For devilled kidneys you prepare them in the same way, seasoning them rather highly after dipping them in the hot butter, with freshly ground black pepper, a little salt, and cayenne if liked. Broil as before, then serve hot, sprinkled with a little lemon juice and minced parsley, with a tiny pat of cayenne or devil butter on each.
Cayenne Butter: Cream 3oz. or 4oz. of butter and mix it thoroughly with about a teaspoonful of cayenne pepper. Coralline pepper is an excellent substitute for cayenne, as its colour is most decorative, and many people prefer it to the more strongly flavoured cayenne.

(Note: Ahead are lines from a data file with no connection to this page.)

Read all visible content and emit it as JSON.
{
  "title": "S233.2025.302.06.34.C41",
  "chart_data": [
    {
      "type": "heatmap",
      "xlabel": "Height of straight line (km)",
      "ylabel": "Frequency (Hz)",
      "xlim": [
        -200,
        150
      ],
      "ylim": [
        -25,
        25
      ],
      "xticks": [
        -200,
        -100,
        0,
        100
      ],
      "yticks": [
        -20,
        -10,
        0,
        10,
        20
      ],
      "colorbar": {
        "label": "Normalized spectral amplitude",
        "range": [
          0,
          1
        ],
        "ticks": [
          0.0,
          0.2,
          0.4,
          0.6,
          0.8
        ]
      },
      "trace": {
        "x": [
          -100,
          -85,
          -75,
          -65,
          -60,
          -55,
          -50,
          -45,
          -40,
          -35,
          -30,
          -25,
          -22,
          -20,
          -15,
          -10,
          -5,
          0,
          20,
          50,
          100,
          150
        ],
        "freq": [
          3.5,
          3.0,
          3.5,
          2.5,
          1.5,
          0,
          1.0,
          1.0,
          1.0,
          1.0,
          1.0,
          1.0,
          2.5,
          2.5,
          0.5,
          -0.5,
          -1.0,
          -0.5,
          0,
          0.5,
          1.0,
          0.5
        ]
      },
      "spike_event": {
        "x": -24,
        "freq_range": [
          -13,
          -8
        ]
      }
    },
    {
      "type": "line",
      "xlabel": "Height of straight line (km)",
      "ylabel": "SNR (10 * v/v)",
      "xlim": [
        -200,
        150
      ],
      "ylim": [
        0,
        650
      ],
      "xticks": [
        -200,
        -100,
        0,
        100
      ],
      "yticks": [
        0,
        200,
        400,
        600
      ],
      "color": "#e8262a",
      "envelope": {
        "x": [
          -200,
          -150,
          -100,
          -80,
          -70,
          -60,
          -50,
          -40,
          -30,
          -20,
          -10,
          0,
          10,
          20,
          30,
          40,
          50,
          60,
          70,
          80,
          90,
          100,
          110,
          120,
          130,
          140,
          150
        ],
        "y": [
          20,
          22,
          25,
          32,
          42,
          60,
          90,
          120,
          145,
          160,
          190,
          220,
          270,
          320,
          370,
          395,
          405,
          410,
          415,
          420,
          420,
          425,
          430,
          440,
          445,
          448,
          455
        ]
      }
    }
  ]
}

Devil Butter is made by creaming 3oz. or 4oz. of butter, working into it a good spoonful of curry paste (the size of this is a question of taste), some very finely minced chives or pounded shallot, and a drop or two of tabasco.
For stewed kidneys peel, trim, and slice ten or twelve kidneys and toss them for five minutes over the fire with 1oz. of butter, add three or four mushrooms minced, and half a pint of espagnole or any good brown sauce to taste, and finish cooking, without however, allowing them to boil, which toughens and spoils them. Calf's kidney is excellent cooked thus. Very often champagne sauce is used for kidneys cooked in this way.